Best Financial Advice For Young People.
I doubt there is advice or information that is “best” for everyone. At least two of these though will find their way into the top three list for everyone.
The things to know and do
- Save a little every month. It doesn’t matter if it is a lot of money, albeit better if it is. The idea is to make savings a part of your ordinary life. It won’t be long before you want to learn about investing. Investing is a time machine. It transfers money you have now to money you can use in the future. Spending will be important to you someday in the future and this money will help.
- Learn about exponential growth. people are not intuitive about it. We tend to think linearly because that works best in short time periods. Exponential is very different. A simple thing to know is the law of 72, It takes approximately 72 divided by the investment rate to double your money. at 8% money doubles in 9 years. That’s nice to know but what matters is giving yourself extra time means more doubles. You could calculate this, and when you do you will find the last double adds more to your portfolio than you made in ALL the previous doubles. Not intuitive, right? When you start later, you miss far more than a year or two’s worth of income.
- Choose your debt wisely. Things that you finance to add to your income potential, are worthy. Be sure what you will earn extra is enough to pay the debt quickly. Maybe 5 years. Things that reduce your cost of living may be worth financing. In business it is the replace versus repair decision. Sometimes it is cheaper to get something new or better than it is to repair something worn out. You’ll be doing so soon anyway, so start thinking about how.
- Understand interest rates on debt. Interest is the price of using something someone else owns. Like rent in a way. The part you care about is predictability. Today in Canada you can get a mortgage at less than 1% annually, but the rate is adjustable as market rates change. It might be easy to pay today, but what will it be in the future. If 3% would be a burden, you might be better off to get a locked in for 5 years at a rate of 2%. The extra you pay is the insurance against an unaffordable rate in future. The downside is there will be a penalty if you want to pay it off sooner.
- Be out of debt as soon as possible. Most people think investing is better and sometimes it is. They fail to notice that for similar risk, after taxes, paying debt is a pretty good investment. Paying debt down is riskless. The risk attaches to the asset not the way you pay for it. EXCEPTION: floating rate debt is risky. No debt makes life more focussed on the future rather than the past. Flexibility. Debt is a time machine too. It moves money from the future to the present.
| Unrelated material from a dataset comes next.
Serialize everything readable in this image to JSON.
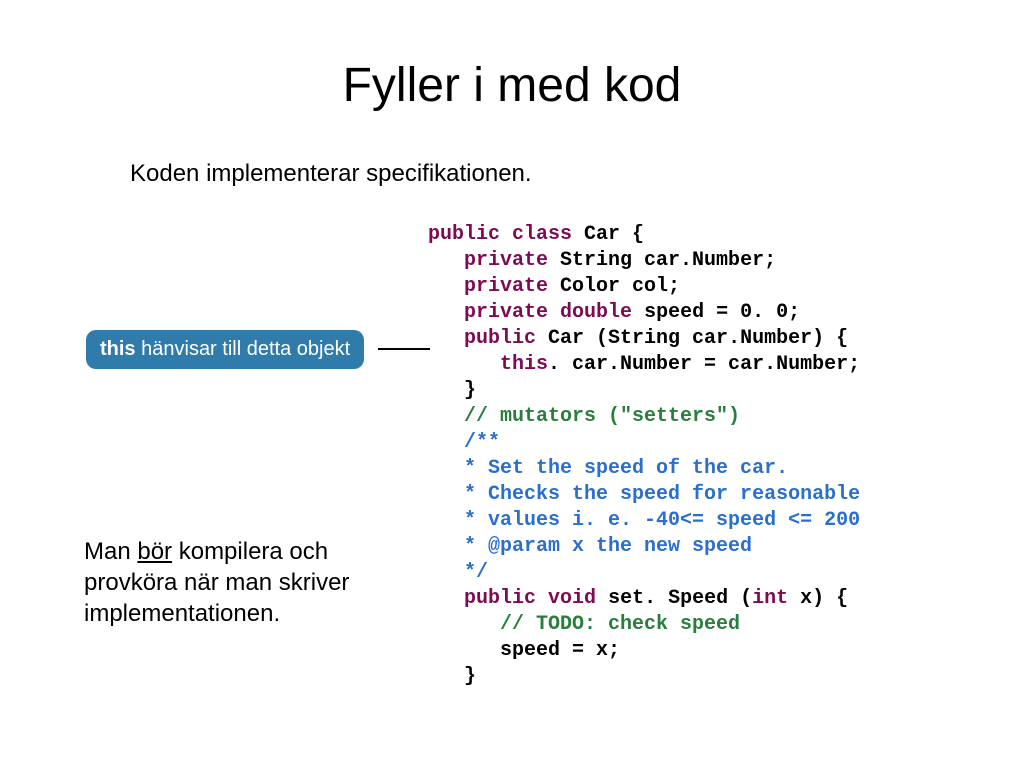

- Understand where your money goes. Some portion of it is consumed. That’s lifestyle. Food, gas, clothing, cars, housing. Part of living costs include the price to get to work and present yourself well. Some portion pays for your history. Debt payments and debt reductions. Some portion goes to the future for retirement or future expenditures. Examples are savings, pension plans at work, or insurance that preserves economic stability. A big part is taxes, union dues and other direct costs to having income. Spend Now, spend some other time, or pay others.
- Learn how to shop. There are two factors. Price and quality of fit to your need. Buying a car is not the same as buying a magazine. Things with inconsequential price tags don’t matter. Things with big time or money commitments need some thought. The internet is your friend here. If you are going to buy something try to make it so it is not today. Thinking ahead gives you time to decide on the most reliable or best priced version. Research gets both. I have just purchased a Bissell wet mop which retails for over $200 with taxes. I had done my homework on models, capabilities and price. I bought it from a Facebook Market vender for $50. It had been used once. If you know what you want and need and what satisfies those, Kijiji and Facebook market, can be an advantage.
- Know what percentage of your income is used for consumption. That’s lifestyle and you will need to work out how to maintain that over the rest of your life. If it is much over 50% you should investigate why and what you are going to do about it. Less than 50% is desirable. A lot less lets you build wealth or get out of debt sooner, which is the same thing. Over 50%, with young people it is usually rent instead of a debt payment. Be cautious.
- Think in three zones. Money is always earned in the present. Lifestyle is always consumed in the present. Life though, includes three aspects of income allocation. Now, then and them. Then is when you will spend the money you earn today. Could be then the past, you student loan payments, or then the future, your savings and insurance. Them is almost uncontrollable, but you should be aware of it and do what you can to minimize the cost.
- You cannot spend the same dollar twice. If the money is for the rent, you cannot use it for a vacation. Some people delude themselves by putting the vacation on a credit card. It is all the same. How you pay means you paid and some dollar you have, or could have had, is now lost for other purposes.
- Financial planning is little more than organized common sense. Success means paying attention to and following time-honoured rules and ideas. Use some tools to help yourself. A cash flow budget is the first step for most. The rule is it’s difficult to manage things you don’t measure.
Know what you are trying to do and behave according to that. If you don’t know what you are trying to do anything makes sense. Like Yogi say, “if you don’t know where you’re going, you’ll end up somewhere else.”
If you spend more than you earn, someday you must spend less than you need to spend.
Fitting your lifestyle inside reasonable limits lets you maintain it forever and it gives you flexibility.